Calculate Credit Score How Do They Do It
Just about everyone who has been an adult for any amount of time knows the importance of establishing and maintaining a good credit score. It is your credit score, as determined by the three credit reporting bureaus, that determines your creditworthiness. Lenders of all sorts, and even landlords and insurance agents, are likely to pull your credit history practically before they shake your hand and say, “Nice to meet you.”
Do you know your credit score? Do you wonder how TransUnion, Experian, and Equifax calculate credit scores?
Credit scores are calculated by looking at your income, your expenses, the amount of credit you already have, and how well you have paid your bills in the past. By looking at all of these different items, the credit agencies apply a mathematical formula, calculate your credit score, and report their findings and determinations to those who inquire about your creditworthiness.

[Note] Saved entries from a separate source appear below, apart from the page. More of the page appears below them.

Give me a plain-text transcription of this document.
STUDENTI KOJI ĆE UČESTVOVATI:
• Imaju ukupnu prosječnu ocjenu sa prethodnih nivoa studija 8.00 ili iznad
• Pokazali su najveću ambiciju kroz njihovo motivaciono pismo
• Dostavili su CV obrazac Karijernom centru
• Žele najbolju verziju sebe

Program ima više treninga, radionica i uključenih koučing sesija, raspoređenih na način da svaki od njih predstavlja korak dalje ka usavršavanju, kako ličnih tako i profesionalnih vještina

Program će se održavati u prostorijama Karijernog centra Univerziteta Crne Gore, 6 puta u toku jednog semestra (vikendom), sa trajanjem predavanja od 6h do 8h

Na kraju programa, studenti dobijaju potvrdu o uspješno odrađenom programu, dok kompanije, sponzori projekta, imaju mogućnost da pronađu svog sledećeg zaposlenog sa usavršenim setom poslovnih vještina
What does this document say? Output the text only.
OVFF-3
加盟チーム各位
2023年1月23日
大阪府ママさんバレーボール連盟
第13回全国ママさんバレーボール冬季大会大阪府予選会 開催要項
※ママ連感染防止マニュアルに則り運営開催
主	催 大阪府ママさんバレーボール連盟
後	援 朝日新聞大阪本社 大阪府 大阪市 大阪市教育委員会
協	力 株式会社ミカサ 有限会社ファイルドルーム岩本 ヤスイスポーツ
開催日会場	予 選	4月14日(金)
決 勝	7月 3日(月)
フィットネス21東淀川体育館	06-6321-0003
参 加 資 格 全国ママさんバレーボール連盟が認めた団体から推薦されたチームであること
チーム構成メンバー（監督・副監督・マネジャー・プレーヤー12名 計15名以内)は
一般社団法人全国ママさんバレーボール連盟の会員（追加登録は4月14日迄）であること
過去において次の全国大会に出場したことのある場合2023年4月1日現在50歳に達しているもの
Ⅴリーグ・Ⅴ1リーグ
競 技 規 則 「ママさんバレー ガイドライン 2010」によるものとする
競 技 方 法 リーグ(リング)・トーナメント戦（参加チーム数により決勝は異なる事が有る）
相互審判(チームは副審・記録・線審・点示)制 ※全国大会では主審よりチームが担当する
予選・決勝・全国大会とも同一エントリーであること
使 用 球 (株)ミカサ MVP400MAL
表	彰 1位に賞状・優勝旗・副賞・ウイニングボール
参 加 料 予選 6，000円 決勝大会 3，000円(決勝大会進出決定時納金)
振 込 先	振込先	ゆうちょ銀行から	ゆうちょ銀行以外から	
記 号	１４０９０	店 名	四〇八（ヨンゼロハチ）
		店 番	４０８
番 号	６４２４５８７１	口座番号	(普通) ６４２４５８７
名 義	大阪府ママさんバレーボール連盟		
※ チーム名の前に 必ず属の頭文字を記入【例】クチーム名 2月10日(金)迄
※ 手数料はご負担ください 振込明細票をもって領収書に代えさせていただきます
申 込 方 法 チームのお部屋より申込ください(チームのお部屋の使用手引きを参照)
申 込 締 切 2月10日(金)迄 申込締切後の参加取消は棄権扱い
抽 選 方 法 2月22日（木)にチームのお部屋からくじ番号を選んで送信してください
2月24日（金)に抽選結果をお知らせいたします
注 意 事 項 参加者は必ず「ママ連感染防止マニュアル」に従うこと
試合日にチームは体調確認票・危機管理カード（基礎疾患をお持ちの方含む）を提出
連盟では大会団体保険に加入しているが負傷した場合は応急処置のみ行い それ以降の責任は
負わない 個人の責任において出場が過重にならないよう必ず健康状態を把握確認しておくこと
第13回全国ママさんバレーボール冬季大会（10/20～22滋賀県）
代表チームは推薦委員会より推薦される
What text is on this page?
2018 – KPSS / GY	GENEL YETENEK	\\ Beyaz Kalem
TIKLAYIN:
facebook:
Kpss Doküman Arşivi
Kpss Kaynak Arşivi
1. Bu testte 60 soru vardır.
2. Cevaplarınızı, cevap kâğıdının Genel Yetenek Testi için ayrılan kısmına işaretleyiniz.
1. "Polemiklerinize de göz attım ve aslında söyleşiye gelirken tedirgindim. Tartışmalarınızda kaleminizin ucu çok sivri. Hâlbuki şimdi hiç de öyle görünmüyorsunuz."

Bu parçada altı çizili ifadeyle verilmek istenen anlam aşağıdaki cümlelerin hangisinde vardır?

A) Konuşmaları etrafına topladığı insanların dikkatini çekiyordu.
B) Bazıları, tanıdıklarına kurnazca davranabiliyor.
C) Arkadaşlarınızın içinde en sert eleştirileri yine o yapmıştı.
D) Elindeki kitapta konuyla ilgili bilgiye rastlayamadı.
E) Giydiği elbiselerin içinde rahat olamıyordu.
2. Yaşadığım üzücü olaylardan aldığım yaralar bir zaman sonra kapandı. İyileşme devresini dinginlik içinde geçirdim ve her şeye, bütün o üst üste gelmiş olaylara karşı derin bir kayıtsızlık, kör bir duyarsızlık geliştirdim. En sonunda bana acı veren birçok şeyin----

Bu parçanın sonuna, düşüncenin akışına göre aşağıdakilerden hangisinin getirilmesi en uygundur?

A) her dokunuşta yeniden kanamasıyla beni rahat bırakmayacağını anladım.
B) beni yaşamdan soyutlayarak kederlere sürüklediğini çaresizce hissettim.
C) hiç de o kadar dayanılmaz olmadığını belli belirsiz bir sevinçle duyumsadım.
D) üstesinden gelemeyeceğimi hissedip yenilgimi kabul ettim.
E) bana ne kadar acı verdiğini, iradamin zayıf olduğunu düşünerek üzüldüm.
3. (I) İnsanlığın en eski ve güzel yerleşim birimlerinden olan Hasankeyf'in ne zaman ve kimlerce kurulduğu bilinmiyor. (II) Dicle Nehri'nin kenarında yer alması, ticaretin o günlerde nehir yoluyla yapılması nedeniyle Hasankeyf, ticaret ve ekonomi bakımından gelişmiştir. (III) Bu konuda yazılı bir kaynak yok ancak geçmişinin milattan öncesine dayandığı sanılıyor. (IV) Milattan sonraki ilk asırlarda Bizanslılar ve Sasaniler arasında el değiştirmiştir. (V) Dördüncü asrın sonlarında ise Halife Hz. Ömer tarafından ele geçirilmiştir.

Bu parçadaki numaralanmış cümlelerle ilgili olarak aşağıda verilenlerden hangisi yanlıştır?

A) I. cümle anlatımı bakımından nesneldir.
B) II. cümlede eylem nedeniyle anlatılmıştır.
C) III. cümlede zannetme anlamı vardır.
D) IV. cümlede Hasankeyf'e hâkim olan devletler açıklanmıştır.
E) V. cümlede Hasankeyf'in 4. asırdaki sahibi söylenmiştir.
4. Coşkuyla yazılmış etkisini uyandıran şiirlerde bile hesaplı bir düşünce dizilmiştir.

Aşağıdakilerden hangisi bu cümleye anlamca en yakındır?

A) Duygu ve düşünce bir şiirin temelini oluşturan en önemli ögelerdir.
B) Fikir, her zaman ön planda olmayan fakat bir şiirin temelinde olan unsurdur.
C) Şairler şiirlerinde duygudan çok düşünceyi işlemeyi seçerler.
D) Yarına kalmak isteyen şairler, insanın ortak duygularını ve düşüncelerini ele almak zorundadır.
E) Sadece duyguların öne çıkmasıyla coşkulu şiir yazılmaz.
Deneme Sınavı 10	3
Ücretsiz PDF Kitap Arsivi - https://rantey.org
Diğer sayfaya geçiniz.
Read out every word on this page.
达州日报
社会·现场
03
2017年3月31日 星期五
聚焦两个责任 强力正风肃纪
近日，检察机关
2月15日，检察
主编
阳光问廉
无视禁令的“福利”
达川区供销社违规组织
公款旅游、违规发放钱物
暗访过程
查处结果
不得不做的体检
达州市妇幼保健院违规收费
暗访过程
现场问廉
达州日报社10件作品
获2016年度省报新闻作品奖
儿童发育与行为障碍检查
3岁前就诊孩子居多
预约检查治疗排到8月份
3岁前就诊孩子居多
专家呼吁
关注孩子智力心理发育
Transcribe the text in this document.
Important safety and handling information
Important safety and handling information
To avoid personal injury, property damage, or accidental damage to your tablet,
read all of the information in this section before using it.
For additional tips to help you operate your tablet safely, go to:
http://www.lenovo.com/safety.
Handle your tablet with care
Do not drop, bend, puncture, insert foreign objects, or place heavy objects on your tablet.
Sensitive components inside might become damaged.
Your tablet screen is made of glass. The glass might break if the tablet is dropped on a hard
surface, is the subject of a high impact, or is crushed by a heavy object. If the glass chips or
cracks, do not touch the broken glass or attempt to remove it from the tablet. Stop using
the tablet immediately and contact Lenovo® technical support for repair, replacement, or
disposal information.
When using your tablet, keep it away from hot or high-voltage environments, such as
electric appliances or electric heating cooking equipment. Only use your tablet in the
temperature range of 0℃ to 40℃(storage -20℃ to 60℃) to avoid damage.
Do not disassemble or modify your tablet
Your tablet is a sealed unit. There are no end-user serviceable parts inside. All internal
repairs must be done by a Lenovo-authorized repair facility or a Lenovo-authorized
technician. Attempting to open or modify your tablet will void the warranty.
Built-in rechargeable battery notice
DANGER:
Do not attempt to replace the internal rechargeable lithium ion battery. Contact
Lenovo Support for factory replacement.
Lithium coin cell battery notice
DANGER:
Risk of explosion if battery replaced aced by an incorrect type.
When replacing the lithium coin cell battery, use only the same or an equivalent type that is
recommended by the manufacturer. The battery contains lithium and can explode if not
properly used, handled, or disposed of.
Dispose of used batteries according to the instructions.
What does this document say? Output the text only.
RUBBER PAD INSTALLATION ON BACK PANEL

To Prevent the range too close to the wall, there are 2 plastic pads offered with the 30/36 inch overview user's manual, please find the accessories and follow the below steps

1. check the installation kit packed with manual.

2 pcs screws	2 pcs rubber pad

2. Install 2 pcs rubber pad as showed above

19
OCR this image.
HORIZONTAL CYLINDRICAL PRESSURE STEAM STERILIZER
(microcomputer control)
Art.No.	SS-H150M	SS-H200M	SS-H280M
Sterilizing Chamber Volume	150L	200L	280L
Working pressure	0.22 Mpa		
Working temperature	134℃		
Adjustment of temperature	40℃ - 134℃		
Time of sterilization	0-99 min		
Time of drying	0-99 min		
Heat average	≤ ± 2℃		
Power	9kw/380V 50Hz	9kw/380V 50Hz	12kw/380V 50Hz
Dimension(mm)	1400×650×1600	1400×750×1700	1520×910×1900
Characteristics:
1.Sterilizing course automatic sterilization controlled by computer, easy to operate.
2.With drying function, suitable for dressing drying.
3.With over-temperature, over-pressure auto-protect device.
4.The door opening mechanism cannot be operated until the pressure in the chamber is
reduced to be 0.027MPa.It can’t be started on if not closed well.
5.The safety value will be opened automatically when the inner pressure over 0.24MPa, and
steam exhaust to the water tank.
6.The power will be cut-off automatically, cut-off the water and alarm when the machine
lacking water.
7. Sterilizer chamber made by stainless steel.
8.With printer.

Information that may have a negative impact when your credit score is calculated incude:
• A large amount of outstanding debt.
• A low income-to-debt ratio.
• A bankruptcy.
• Late payments
• No credit history
• A limited credit history
• Unpaid utility bills
• A lot of open credit accounts, even if they have low or no balances
• A lot of accounts being opened at the same time.
• Closing accounts that still have a balance.
• Closing a lot of accounts at the same time.
If you are attempting to calculate your own credit score, you may find it difficult to do so, as there are quite a number of variables involved, but if you follow the simple strategies below, when your credit score is calculated, you are likely to have a pretty good score:
• Apply for only one type of credit at a time and wait for a few months before applying again.
• Pay your utility bills (electricity, cable, water, phone) on time each month.
• Live within your means.
• Make all credit card or other credit payments on time.
• Pay more than the minimum due on your credit cards.
• Use credit cards to buy necessities such as groceries, but only if you have the willpower to put the same amount of money away and pay for them in their entirety when the bill comes in.
• Maintain a savings account for emergencies.
• Save up for the purchase of expensive items rather than charging them all the time.
• Check your credit history periodically to make sure it is accurate.
• Correct errors on your report promptly.